Il triplice fischio arriva pochi secondi dopo e chiude una partita tesa e fondamentale nella corsa salvezza. Ma la sensazione, guardando le reazioni dei giocatori e delle panchine, è che la storia della serata fosse appena iniziata.
Dalla moviola alle proteste: il VAR torna sotto accusa

Nel post partita il dibattito si accende immediatamente. In televisione, negli studi di Dazn, l’ex arbitro Luca Marelli analizza l’episodio e non nasconde i suoi dubbi: “È una situazione molto delicata. C’è un contatto sulla gamba sinistra e poi una spinta sulla schiena.

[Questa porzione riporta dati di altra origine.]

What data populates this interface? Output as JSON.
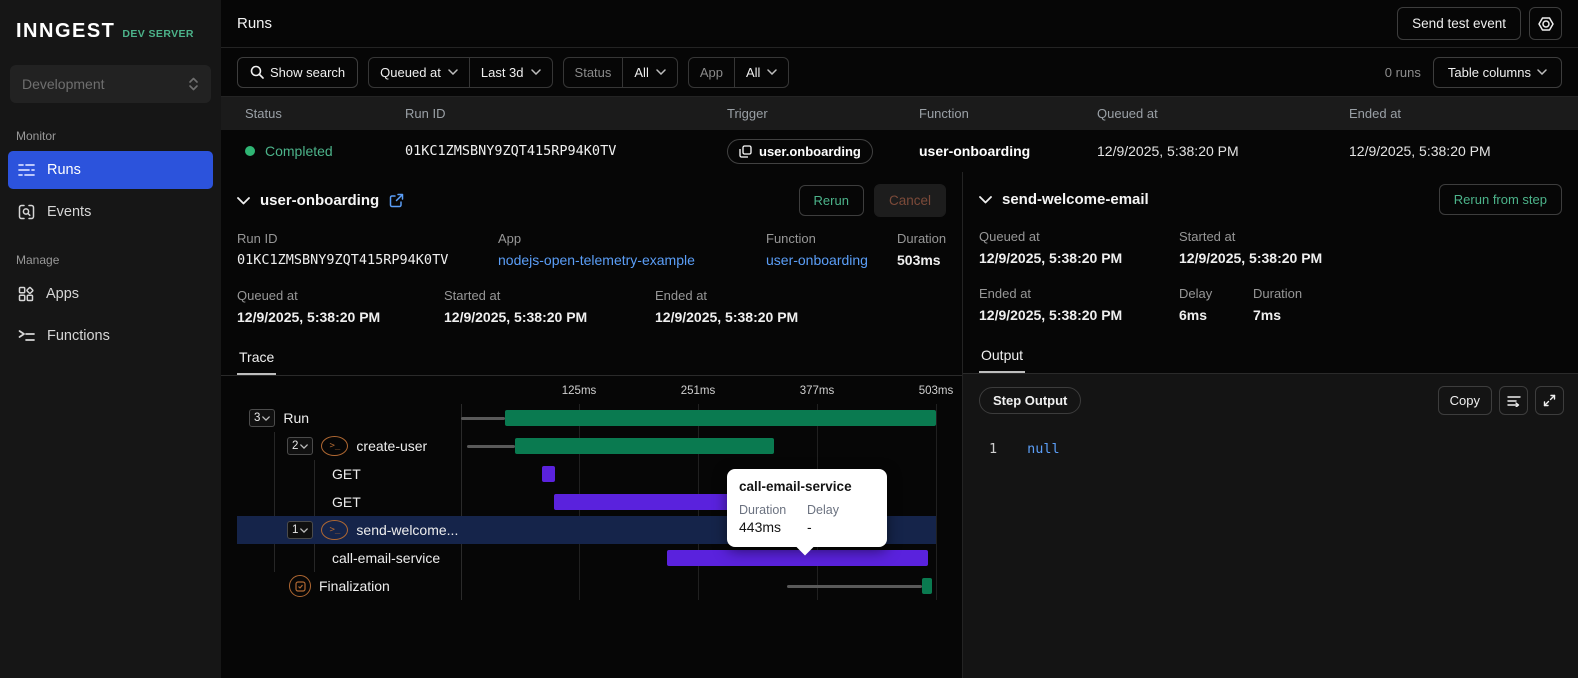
{
  "brand": {
    "logo": "INNGEST",
    "env": "DEV SERVER"
  },
  "sidebar": {
    "workspace": "Development",
    "monitor_label": "Monitor",
    "manage_label": "Manage",
    "runs": "Runs",
    "events": "Events",
    "apps": "Apps",
    "functions": "Functions"
  },
  "topbar": {
    "title": "Runs",
    "send_test_event": "Send test event"
  },
  "filters": {
    "show_search": "Show search",
    "field": "Queued at",
    "range": "Last 3d",
    "status_label": "Status",
    "status_value": "All",
    "app_label": "App",
    "app_value": "All",
    "count": "0 runs",
    "columns_button": "Table columns"
  },
  "table": {
    "columns": [
      "Status",
      "Run ID",
      "Trigger",
      "Function",
      "Queued at",
      "Ended at"
    ],
    "row": {
      "status": "Completed",
      "run_id": "01KC1ZMSBNY9ZQT415RP94K0TV",
      "trigger": "user.onboarding",
      "function": "user-onboarding",
      "queued_at": "12/9/2025, 5:38:20 PM",
      "ended_at": "12/9/2025, 5:38:20 PM"
    }
  },
  "run_panel": {
    "title": "user-onboarding",
    "rerun": "Rerun",
    "cancel": "Cancel",
    "run_id_label": "Run ID",
    "run_id": "01KC1ZMSBNY9ZQT415RP94K0TV",
    "app_label": "App",
    "app": "nodejs-open-telemetry-example",
    "function_label": "Function",
    "function": "user-onboarding",
    "duration_label": "Duration",
    "duration": "503ms",
    "queued_label": "Queued at",
    "queued": "12/9/2025, 5:38:20 PM",
    "started_label": "Started at",
    "started": "12/9/2025, 5:38:20 PM",
    "ended_label": "Ended at",
    "ended": "12/9/2025, 5:38:20 PM",
    "tab": "Trace"
  },
  "trace": {
    "total_ms": 503,
    "axis_ms": [
      125,
      251,
      377,
      503
    ],
    "axis_labels": [
      "125ms",
      "251ms",
      "377ms",
      "503ms"
    ],
    "rows": [
      {
        "name": "Run",
        "badge": "3",
        "icon": "none",
        "indent": "i0",
        "delay_ms": [
          0,
          47
        ],
        "bar_ms": [
          47,
          503
        ],
        "color": "green",
        "highlight": false
      },
      {
        "name": "create-user",
        "badge": "2",
        "icon": "terminal",
        "indent": "i1",
        "delay_ms": [
          6,
          57
        ],
        "bar_ms": [
          57,
          331
        ],
        "color": "green",
        "highlight": false
      },
      {
        "name": "GET",
        "badge": "",
        "icon": "none",
        "indent": "i2",
        "bar_ms": [
          86,
          100
        ],
        "color": "purple",
        "highlight": false
      },
      {
        "name": "GET",
        "badge": "",
        "icon": "none",
        "indent": "i2",
        "bar_ms": [
          98,
          287
        ],
        "color": "purple",
        "highlight": false
      },
      {
        "name": "send-welcome...",
        "badge": "1",
        "icon": "terminal",
        "indent": "i1",
        "bar_ms": [
          333,
          350
        ],
        "color": "green",
        "highlight": true
      },
      {
        "name": "call-email-service",
        "badge": "",
        "icon": "none",
        "indent": "i2",
        "bar_ms": [
          218,
          495
        ],
        "color": "purple",
        "highlight": false
      },
      {
        "name": "Finalization",
        "badge": "",
        "icon": "check",
        "indent": "i1n",
        "delay_ms": [
          345,
          488
        ],
        "bar_ms": [
          488,
          499
        ],
        "color": "green",
        "highlight": false
      }
    ],
    "tooltip": {
      "title": "call-email-service",
      "duration_label": "Duration",
      "duration": "443ms",
      "delay_label": "Delay",
      "delay": "-"
    }
  },
  "step_panel": {
    "title": "send-welcome-email",
    "rerun_from_step": "Rerun from step",
    "queued_label": "Queued at",
    "queued": "12/9/2025, 5:38:20 PM",
    "started_label": "Started at",
    "started": "12/9/2025, 5:38:20 PM",
    "ended_label": "Ended at",
    "ended": "12/9/2025, 5:38:20 PM",
    "delay_label": "Delay",
    "delay": "6ms",
    "duration_label": "Duration",
    "duration": "7ms",
    "tab": "Output",
    "output_badge": "Step Output",
    "copy": "Copy",
    "line_no": "1",
    "code": "null"
  },
  "colors": {
    "green_bar": "#0a7a50",
    "purple_bar": "#5a22dd",
    "accent_green": "#4cb38a",
    "link_blue": "#5b9ef7",
    "active_nav": "#2c53dc",
    "highlight_row": "#15244a",
    "orange_icon": "#b06832"
  }
}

A mio parere c’erano gli estremi per il calcio di rigore”.
Parole che alimentano ulteriormente la discussione su moviola, arbitro e VAR, un tema che ciclicamente torna al centro del calcio italiano. Perché quando un episodio arriva al 96’, con una partita ancora in bilico, ogni decisione assume un peso enorme.
La tensione esplode anche sul campo. Nelle proteste finali arriva l’espulsione di Pezzella, che salterà la prossima sfida contro la Fiorentina. Un’assenza pesante per una squadra già impegnata in uno scontro diretto delicatissimo per la permanenza in Serie A.
Ancora più dure le parole del direttore sportivo Simone Giacchetta, che nel post gara non nasconde tutta la sua rabbia: “Siamo qui per rivendicare rispetto. Ci sentiamo derubati di un calcio di rigore che sarebbe stato decisivo”. Il dirigente parla apertamente di ingiustizia e chiama in causa proprio la tecnologia: “Mi chiedo a cosa serva il VAR se non interviene in un episodio così determinante”.
Parole forti, che riflettono uno stato d’animo condiviso da molti nel mondo del calcio. Perché quando la tecnologia nasce per eliminare gli errori evidenti ma lascia spazio a interpretazioni così controverse, il confine tra supporto e frustrazione diventa sottilissimo.
E allora resta una domanda sospesa, destinata a riempire moviole e talk show nei prossimi giorni: il sistema arbitrale sta davvero diventando più chiaro o il calcio continua semplicemente a vivere di nuove zone grigie?